GM president on its electric future: ‘We can’t get away with vaporware’

After GM’s official dedication yesterday of its Detroit-Hamtramck plant strictly for electric cars, Electrek spoke with Mark Reuss, the company’s president. We wanted to hear directly from GM leadership about its level of commitment to quickly deliver on multi-billion-dollar, global EV plans. Here is an edited version of Reuss’s discussion with us and a small group of reporters.

Can you talk about the pace of EV adoption and when you expect a tipping point?

The turning point is now because we have to plan for an electric portfolio to eventually become the standard. I don’t think there’s an inflection point that says it’s 30%, 40%, 50% adoption. And I don’t want to put a year on that because the customer will decide based on solving the friction points, such as price, range, and infrastructure, that prevent people from buying electric vehicles as a primary vehicle and not a secondary vehicle. It’s our job to solve all of those, and that’s what we’re doing.

Will your next EV be a Cadillac SUV or a pickup?

You’ll see multiple pickup trucks, but not all pickup trucks are the same. There are all sorts of micro-segments within pickup trucks. There are mainline high-volume segments. There are midsize and full-size segments. There are a lot of things we haven’t announced yet, but there’s a wide bandwidth that we can accomplish with our battery-electric truck platform.

We have a very modular set of batteries. We can go low-floor, low roof. Or we can go high-roof, high pack.

How will you prepare your dealers to sell EVs?

We have one of the best dealer, sales, and service networks in the industry. We’ve done electric cars and plug-in hybrid cars. But they weren’t in scale. Two cars do not make a strategy.

So with the next Bolt, and what comes after that Bolt, the plan is to change the retail-buying experience. (Note: the next Bolt is likely an SUV variant built in the Orion plant.) I showed a group of some of our best, top-volume dealers, maybe four weeks ago, the electric portfolio in General Motors. They couldn’t believe the commitment and the excitement around those entries, which is different from where we’ve been before.

Will your EVs be North-America focused?

These are global vehicles. The battery strategy and architecture is very global. And so when we design our new battery packs, they are designed to accommodate things like a prismatic-cell structure that is highly used in China, or our more mainline pouch system that we have with LG in North America and the United States. That flexibility to do those orientations and configurations of cells enables a footprint that is quite different.

The big cost will be the battery electronic system. As we build scale, it becomes less that way. The chemistry is all vertically integrated. That’s why you see our footprint in Ohio. We’ll do our own electric motors and power-control systems. Chemistries come out of our labs in collaboration with global suppliers. So this is very much a global scale.

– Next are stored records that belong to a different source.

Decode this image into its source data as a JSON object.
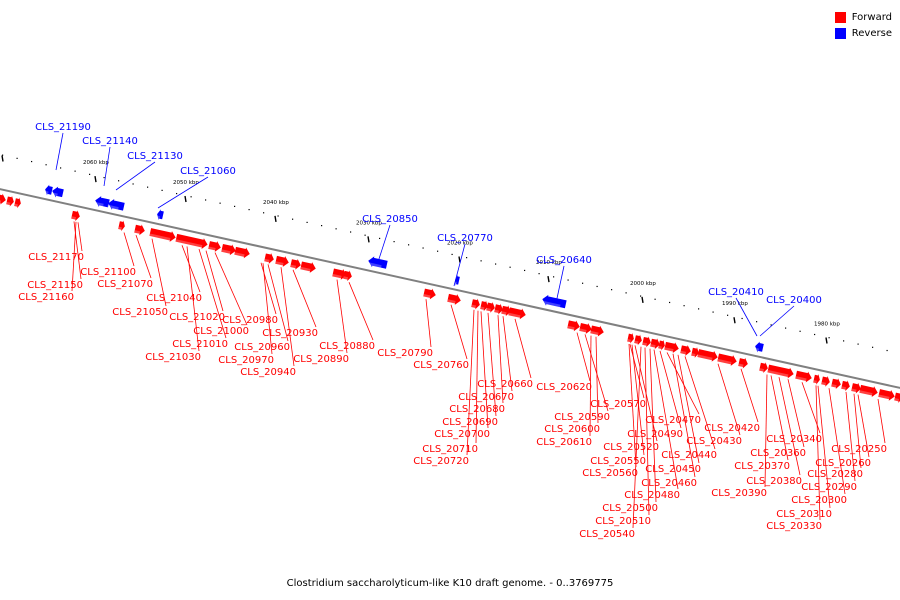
{
  "legend": {
    "items": [
      {
        "label": "Forward",
        "color": "#ff0000"
      },
      {
        "label": "Reverse",
        "color": "#0000ff"
      }
    ]
  },
  "caption": "Clostridium saccharolyticum-like K10 draft genome. - 0..3769775",
  "colors": {
    "forward": "#ff0000",
    "reverse": "#0000ff",
    "backbone": "#808080"
  },
  "kbp_labels": [
    "2060 kbp",
    "2050 kbp",
    "2040 kbp",
    "2030 kbp",
    "2020 kbp",
    "2010 kbp",
    "2000 kbp",
    "1990 kbp",
    "1980 kbp"
  ],
  "reverse_genes": [
    "CLS_21190",
    "CLS_21140",
    "CLS_21130",
    "CLS_21060",
    "CLS_20850",
    "CLS_20770",
    "CLS_20640",
    "CLS_20410",
    "CLS_20400"
  ],
  "forward_genes": [
    "CLS_21170",
    "CLS_21150",
    "CLS_21160",
    "CLS_21100",
    "CLS_21070",
    "CLS_21050",
    "CLS_21040",
    "CLS_21020",
    "CLS_21010",
    "CLS_21000",
    "CLS_21030",
    "CLS_20980",
    "CLS_20960",
    "CLS_20970",
    "CLS_20930",
    "CLS_20940",
    "CLS_20880",
    "CLS_20890",
    "CLS_20790",
    "CLS_20760",
    "CLS_20660",
    "CLS_20670",
    "CLS_20680",
    "CLS_20690",
    "CLS_20700",
    "CLS_20710",
    "CLS_20720",
    "CLS_20620",
    "CLS_20570",
    "CLS_20590",
    "CLS_20600",
    "CLS_20610",
    "CLS_20520",
    "CLS_20550",
    "CLS_20560",
    "CLS_20500",
    "CLS_20510",
    "CLS_20540",
    "CLS_20490",
    "CLS_20470",
    "CLS_20440",
    "CLS_20450",
    "CLS_20460",
    "CLS_20480",
    "CLS_20420",
    "CLS_20430",
    "CLS_20370",
    "CLS_20380",
    "CLS_20390",
    "CLS_20340",
    "CLS_20360",
    "CLS_20300",
    "CLS_20310",
    "CLS_20330",
    "CLS_20250",
    "CLS_20260",
    "CLS_20280",
    "CLS_20290"
  ]
}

What about the profitability of your EVs?

Our next-gen EVs will be profitable from Day One. That will be driven by scale. There will be no losses. Every car that comes out will be profitable.

GM President Mark Reuss greets Michigan Lt. Governor Garlin Gilchrist and Michigan Governor Gretchen Whitmer at the GM Detroit- Hamtramck plant.

GM President Mark Reuss greets Michigan Lt. Governor Garlin Gilchrist and Michigan Governor Gretchen Whitmer at the GM Detroit- Hamtramck plant.

How will you configure the motors for your new EVs?

We have sets of different output motors for front-wheel drive, all-wheel drive, and rear-wheel-drive. We have all of that. We can do anything we want. We can do it on a scale, and we can do it in a torque capacity and efficiency that is very high.

Will your battery packs keep getting bigger?

No. When we started with the Volt and the Bolt, we probably over-designed those battery packs. They may never die. But along the way, you learn how to control it and how people really use it, which until you do it, you’re guessing. So with better efficiency along the way, you’re decreasing the cell cost and size and improving the curve of performance and value, independent of cell chemistry.

We haven’t yet put a battery-electric truck out there, so we don’t know exactly the duty cycle on that, but we do know how people use a Bolt and Volt ­and the sizing of those systems and number of cells. We had a really good head start. The way that you configure the battery is equally important for cost parity.

How do you choose the engineers to work on EVs?

I think that we have the best-equipped technical resources. They are a tour de force. We usually don’t brag about that stuff. But General Motors has to not so much talk about it, but actually show people. That’s what we’re on the verge of. We can’t get away with vaporware.

Electrek’s Take

GM’s big EV plans are in place. Reuss’s themes yesterday were reassuring: multiple vehicles, mass scale, dealer participation, and profitability. (By the way, he said that he’s now personally using a Chevy Bolt as his daily commuter vehicle.)

But it’s been nearly four years since GM put out the Chevy Bolt. And there’s been nothing else electric since then.

Then again, if we take the company’s word for it, there will be an avalanche of new EVs coming from GM ­– the oft-quoted 20 new models by 2023. The clock is ticking.